第302回 2006年10月14日放送
『一生に一度の買い物』と言えば『夢のマイホーム』の購入。そのマンションの販売が好調だ。首都圏の年間供給戸数は、去年まで7年連続で8万戸を超えるペースが続き、契約率は82.6%(05年)と、販売好調の目安となる70パーセントを大きく上回っている。団塊ジュニアと呼ばれる世代が住宅購入の時期を迎えていて、70〜75m2の3LDK、価格は4000万円から5000万円のものが人気を集めていると言う。
そんな中で起きた耐震強度偽装事件はブームに沸く業界に冷や水を浴びせた。信頼が大きく揺らぐ事態にマンションデベロッパーは早急な対応を迫られたが、コスモスイニシア(2006年9月にリクルートコスモスから社名変更)では、社内に構造設計の専門スタッフを配置。設計から現場の施行状況までチェックする体制を整えた。コスモスイニシアの重田里志会長も「建築確認は葵のご紋ではない」ことを実感したという。
マンション業界で、もう一つ気になるのが価格動向。首都圏の新築物件の価格が、2002年を境に少しずつではなるが上昇に転じているのだ。基準地価も、今年は16年ぶりに3大都市圏で上昇。特に東京23区では住宅地が6.4%、商業地が8.3%と大幅に上昇している。重田会長も「この上昇傾向は当面続きそうだ」と分析している。こうした地下の上昇は、市場の様相を大きく変える可能性を孕んでいて、既にマンションデベロッパーの間では売り惜しみともとれる動きがある。割安なマンションが大量に供給される時代は終わるかもしれないのだ。

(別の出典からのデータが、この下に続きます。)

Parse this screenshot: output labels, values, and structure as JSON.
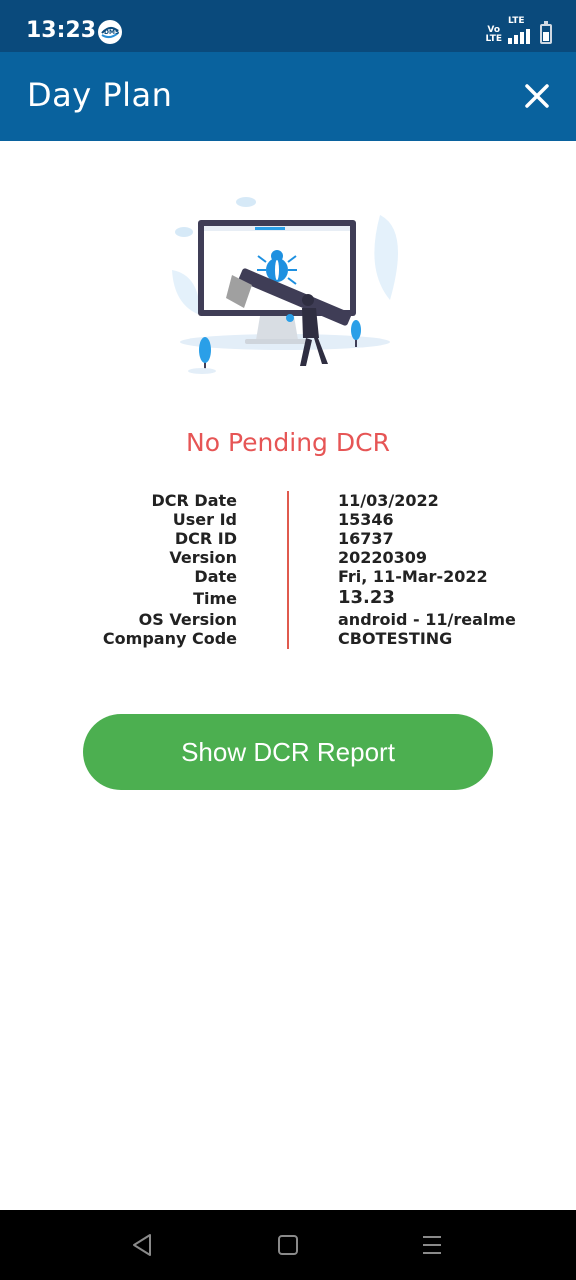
{
  "status_bar": {
    "time": "13:23",
    "app_icon": "dms-app-icon",
    "volte_line1": "Vo",
    "volte_line2": "LTE",
    "lte": "LTE",
    "icons": [
      "volte-icon",
      "signal-icon",
      "battery-icon"
    ],
    "battery_level": 0.5
  },
  "app_bar": {
    "title": "Day Plan",
    "close_icon": "close-icon"
  },
  "main": {
    "illustration": "bug-fix-illustration",
    "headline": "No Pending DCR",
    "info_rows": [
      {
        "label": "DCR Date",
        "value": "11/03/2022"
      },
      {
        "label": "User Id",
        "value": "15346"
      },
      {
        "label": "DCR ID",
        "value": "16737"
      },
      {
        "label": "Version",
        "value": "20220309"
      },
      {
        "label": "Date",
        "value": "Fri, 11-Mar-2022"
      },
      {
        "label": "Time",
        "value": "13.23"
      },
      {
        "label": "OS Version",
        "value": "android - 11/realme"
      },
      {
        "label": "Company Code",
        "value": "CBOTESTING"
      }
    ],
    "report_button": "Show DCR Report"
  },
  "nav_bar": {
    "icons": [
      "back-icon",
      "home-icon",
      "recents-icon"
    ]
  },
  "colors": {
    "status_bar": "#0a4a7c",
    "app_bar": "#09629e",
    "headline": "#e65555",
    "divider": "#e05a4e",
    "button": "#4caf50"
  }
}
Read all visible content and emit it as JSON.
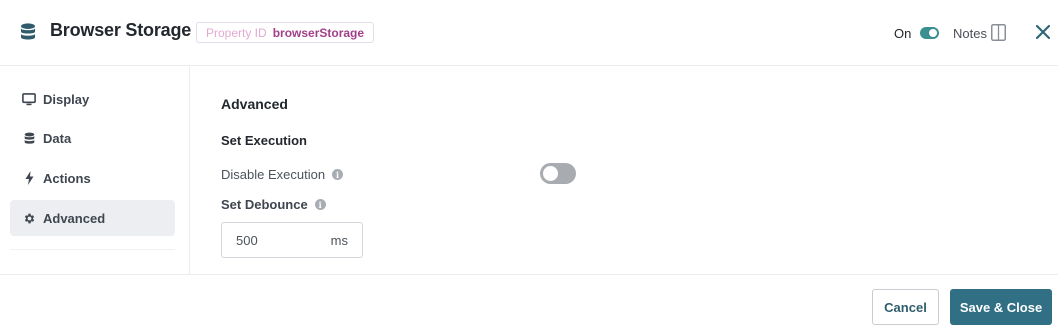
{
  "header": {
    "title": "Browser Storage",
    "title_icon": "database-icon",
    "property_id_key": "Property ID",
    "property_id_value": "browserStorage",
    "on_label": "On",
    "notes_label": "Notes",
    "close_icon": "close-icon"
  },
  "sidebar": {
    "items": [
      {
        "label": "Display",
        "icon": "monitor-icon",
        "active": false
      },
      {
        "label": "Data",
        "icon": "database-icon",
        "active": false
      },
      {
        "label": "Actions",
        "icon": "bolt-icon",
        "active": false
      },
      {
        "label": "Advanced",
        "icon": "gear-icon",
        "active": true
      }
    ]
  },
  "main": {
    "section_title": "Advanced",
    "subsection_title": "Set Execution",
    "disable_execution_label": "Disable Execution",
    "disable_execution_enabled": false,
    "debounce_label": "Set Debounce",
    "debounce_value": "500",
    "debounce_unit": "ms"
  },
  "footer": {
    "cancel_label": "Cancel",
    "save_label": "Save & Close"
  },
  "colors": {
    "accent": "#306f84",
    "toggle_on": "#3b8f91",
    "badge_value": "#a23f8a",
    "badge_key": "#e2a9d2"
  }
}
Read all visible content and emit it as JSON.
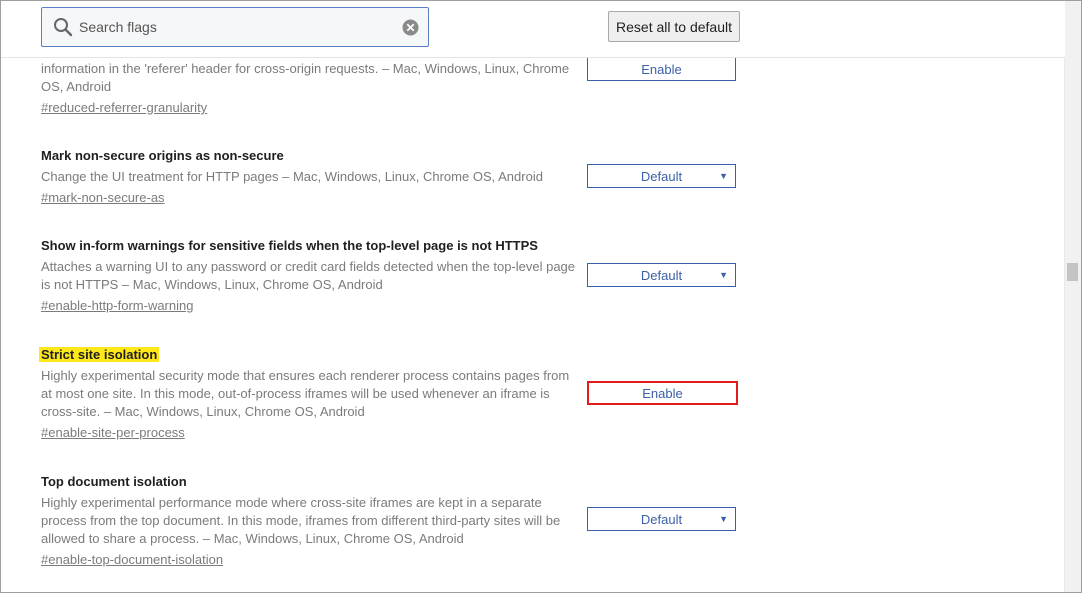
{
  "search": {
    "placeholder": "Search flags"
  },
  "header": {
    "reset_label": "Reset all to default"
  },
  "experiments": [
    {
      "title": "",
      "description_lines": [
        "information in the 'referer' header for cross-origin requests.  – Mac, Windows, Linux, Chrome",
        "OS, Android"
      ],
      "anchor": "#reduced-referrer-granularity",
      "control": {
        "type": "button",
        "label": "Enable"
      }
    },
    {
      "title": "Mark non-secure origins as non-secure",
      "description_lines": [
        "Change the UI treatment for HTTP pages  – Mac, Windows, Linux, Chrome OS, Android"
      ],
      "anchor": "#mark-non-secure-as",
      "control": {
        "type": "select",
        "label": "Default"
      }
    },
    {
      "title": "Show in-form warnings for sensitive fields when the top-level page is not HTTPS",
      "description_lines": [
        "Attaches a warning UI to any password or credit card fields detected when the top-level page",
        "is not HTTPS  – Mac, Windows, Linux, Chrome OS, Android"
      ],
      "anchor": "#enable-http-form-warning",
      "control": {
        "type": "select",
        "label": "Default"
      }
    },
    {
      "title": "Strict site isolation",
      "description_lines": [
        "Highly experimental security mode that ensures each renderer process contains pages from",
        "at most one site. In this mode, out-of-process iframes will be used whenever an iframe is",
        "cross-site.  – Mac, Windows, Linux, Chrome OS, Android"
      ],
      "anchor": "#enable-site-per-process",
      "control": {
        "type": "button",
        "label": "Enable"
      }
    },
    {
      "title": "Top document isolation",
      "description_lines": [
        "Highly experimental performance mode where cross-site iframes are kept in a separate",
        "process from the top document. In this mode, iframes from different third-party sites will be",
        "allowed to share a process.  – Mac, Windows, Linux, Chrome OS, Android"
      ],
      "anchor": "#enable-top-document-isolation",
      "control": {
        "type": "select",
        "label": "Default"
      }
    }
  ],
  "colors": {
    "highlight": "#ffe81a",
    "selected_outline": "#e21b1b",
    "accent": "#3b5fa8"
  }
}
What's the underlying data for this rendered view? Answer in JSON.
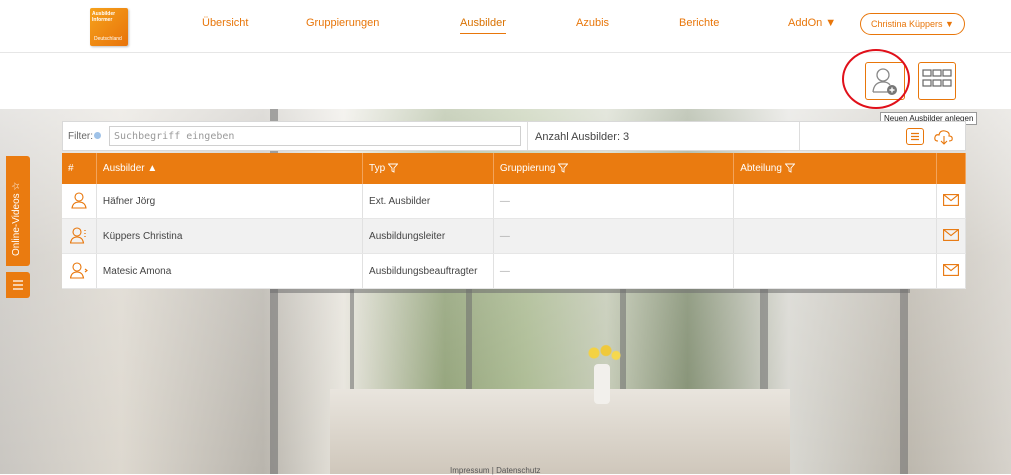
{
  "brand": {
    "logo_line1": "Ausbilder",
    "logo_line2": "Informer",
    "logo_line3": "Deutschland"
  },
  "nav": {
    "items": [
      {
        "label": "Übersicht"
      },
      {
        "label": "Gruppierungen"
      },
      {
        "label": "Ausbilder"
      },
      {
        "label": "Azubis"
      },
      {
        "label": "Berichte"
      },
      {
        "label": "AddOn ▼"
      }
    ],
    "user_menu": "Christina Küppers ▼"
  },
  "actions": {
    "add_icon": "user-add-icon",
    "tile_icon": "grid-view-icon",
    "tooltip": "Neuen Ausbilder anlegen"
  },
  "filter": {
    "label": "Filter:",
    "placeholder": "Suchbegriff eingeben",
    "count_text": "Anzahl Ausbilder: 3"
  },
  "table": {
    "headers": {
      "num": "#",
      "name": "Ausbilder ▲",
      "type": "Typ",
      "group": "Gruppierung",
      "dept": "Abteilung"
    },
    "rows": [
      {
        "name": "Häfner Jörg",
        "type": "Ext. Ausbilder",
        "group": "—",
        "dept": ""
      },
      {
        "name": "Küppers Christina",
        "type": "Ausbildungsleiter",
        "group": "—",
        "dept": ""
      },
      {
        "name": "Matesic Amona",
        "type": "Ausbildungsbeauftragter",
        "group": "—",
        "dept": ""
      }
    ]
  },
  "sidebar": {
    "videos_tab": "Online-Videos ☆"
  },
  "footer": {
    "links": "Impressum | Datenschutz"
  },
  "colors": {
    "accent": "#ea7b10",
    "highlight_ring": "#e0101a"
  }
}
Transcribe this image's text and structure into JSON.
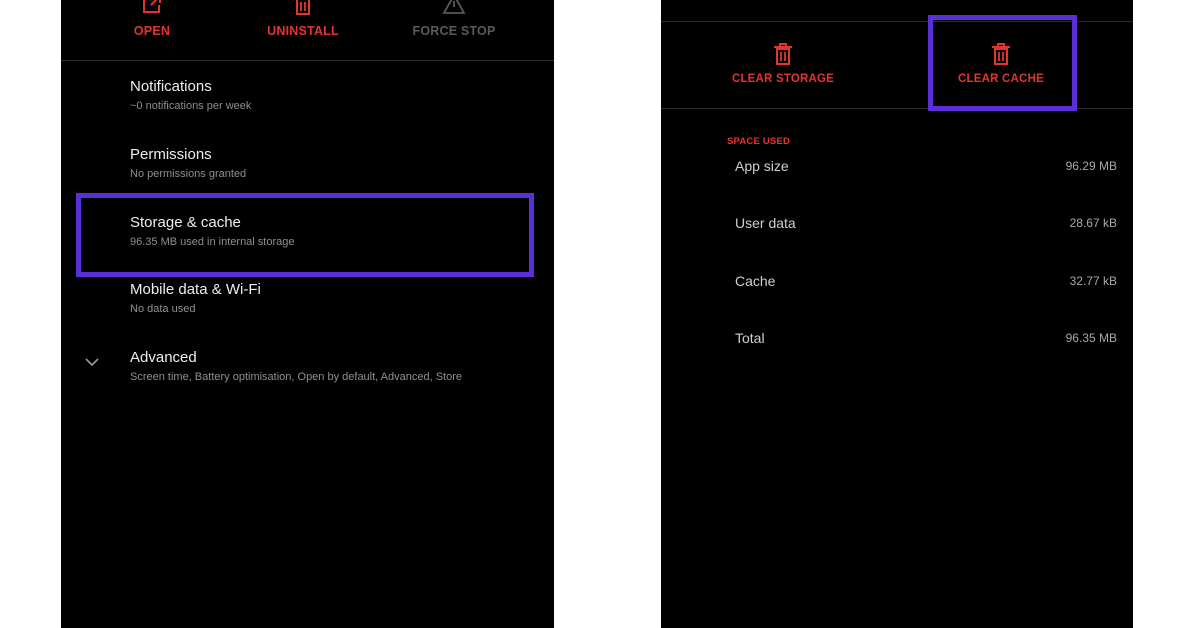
{
  "app_info": {
    "actions": [
      {
        "label": "OPEN",
        "icon": "open-external-icon",
        "enabled": true
      },
      {
        "label": "UNINSTALL",
        "icon": "trash-icon",
        "enabled": true
      },
      {
        "label": "FORCE STOP",
        "icon": "warning-icon",
        "enabled": false
      }
    ],
    "settings": [
      {
        "title": "Notifications",
        "summary": "~0 notifications per week"
      },
      {
        "title": "Permissions",
        "summary": "No permissions granted"
      },
      {
        "title": "Storage & cache",
        "summary": "96.35 MB used in internal storage"
      },
      {
        "title": "Mobile data & Wi-Fi",
        "summary": "No data used"
      },
      {
        "title": "Advanced",
        "summary": "Screen time, Battery optimisation, Open by default, Advanced, Store",
        "icon": "chevron-down-icon"
      }
    ],
    "highlighted_item": "Storage & cache"
  },
  "storage": {
    "actions": [
      {
        "label": "CLEAR STORAGE",
        "icon": "trash-icon"
      },
      {
        "label": "CLEAR CACHE",
        "icon": "trash-icon"
      }
    ],
    "highlighted_action": "CLEAR CACHE",
    "section_header": "SPACE USED",
    "rows": [
      {
        "label": "App size",
        "value": "96.29 MB"
      },
      {
        "label": "User data",
        "value": "28.67 kB"
      },
      {
        "label": "Cache",
        "value": "32.77 kB"
      },
      {
        "label": "Total",
        "value": "96.35 MB"
      }
    ]
  },
  "colors": {
    "background": "#000000",
    "accent_red": "#e2352f",
    "highlight_purple": "#5b2fd6",
    "text_primary": "#ededed",
    "text_secondary": "#8f8f8f"
  }
}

マンション用地の買収も非常に難しくなっているという。重田会長によると「土地の入札を100回やって1回でも取れればいい方。多い時には一つの土地に40社も入札してくる」というくらい東京を中心とした首都圏での用地獲得は競争が激しくなっている。そもそもここ数年の都心回帰現象で、マンションに適する土地の数は減ってきていた。そこに地価上昇が加わって、これまで土地を処分していた企業や個人に先行期待が広がり、供給そのものが激減しているという。
そこでコスモスイニシアでは、今、再開発案件に力を入れている。権利関係が複雑なケースが多く時間がかかるが、「土地保有者の信頼を勝ち得て、少しずつ土地を買い集める」のは以前から得意としていた。今時の競争入札で仕入れようとするとコストがどうしても上昇してしまうが、まさに「土地を創る」作業である再開発は、そうした点でもメリットがあるという。また、地価の上昇で、マンション販売の主戦場は再び郊外へと移りつつある。コスモスイニシアでも千葉・埼玉・神奈川などでの販売が増えてきている。
中古マンション市場でも注目すべき取り組みがある。マンションと言えば新築物件に話題が集まりがちだが、去年の販売実績を見てみると、新築マンションの8万戸超に対し中古マンションは11万戸。そうした中で、とても中古とは言えないような中古物件も登場している。『リノベーション(再生)』だ。水回りや構造壁の位置は変更できないが、室内のデザインは最新のモノに一新。住む人のリクエストに応えた設備や間取りを取り入れた。新築と遜色のない出来映えで価格は2割程度安いという。コスモスイニシアでは、大手企業の幹部用社宅だった物件のリノベーション(再生)を手掛け、販売は好調だという。
コスモスイニシアというとマンションのイメージが強いが、実は戸建ても手がけている。あるアンケートによると「40歳代では70パーセントを超える人が戸建て志向」だそうで、やはり戸建てへのニーズは高い。重田会長は「戸建てとマンションでは考え方が少し違う。マンションは一棟全体でどう見えるか。戸建ては一つ一つの顔を見ながら、街づくりまで考えている」と話す。
コスモスイニシアが開発している住宅地を訪れると、一軒一軒のデザインはもとより、緑地の整備や電線の地中化など街の景観への配慮も徹底している。また、コスモスイニシアは、間取りに対する工夫にも気を配る。何よりも家族のコミュニケーションを最重要視していて、具体的には、リビングを通らなければ2階の部屋に行けない『リビングイン階段』。家事をしながらでも家族の顔を見て会話が出来る『コミュニケーション・キッチン』。子供部屋にあらかじめ二つのドアをつけ、成長に合わせて一部屋を二部屋へと分けることが出来る『2ドア1ルーム』。こうした工夫が、家族の絆を深めることに繋がるのだ。
コスモスイニシアの重田会長が、全社員に向けてキーワードとして掲げている言葉がある。『Empathy』(共感、感情移入)だ。シンパシーを更に深く掘り下げ、住む人に共感し感情移入すること。それが、顧客の気持ちを知りぬくプロフェッショナルへの道であり、他社との"差"をつける鍵になるという。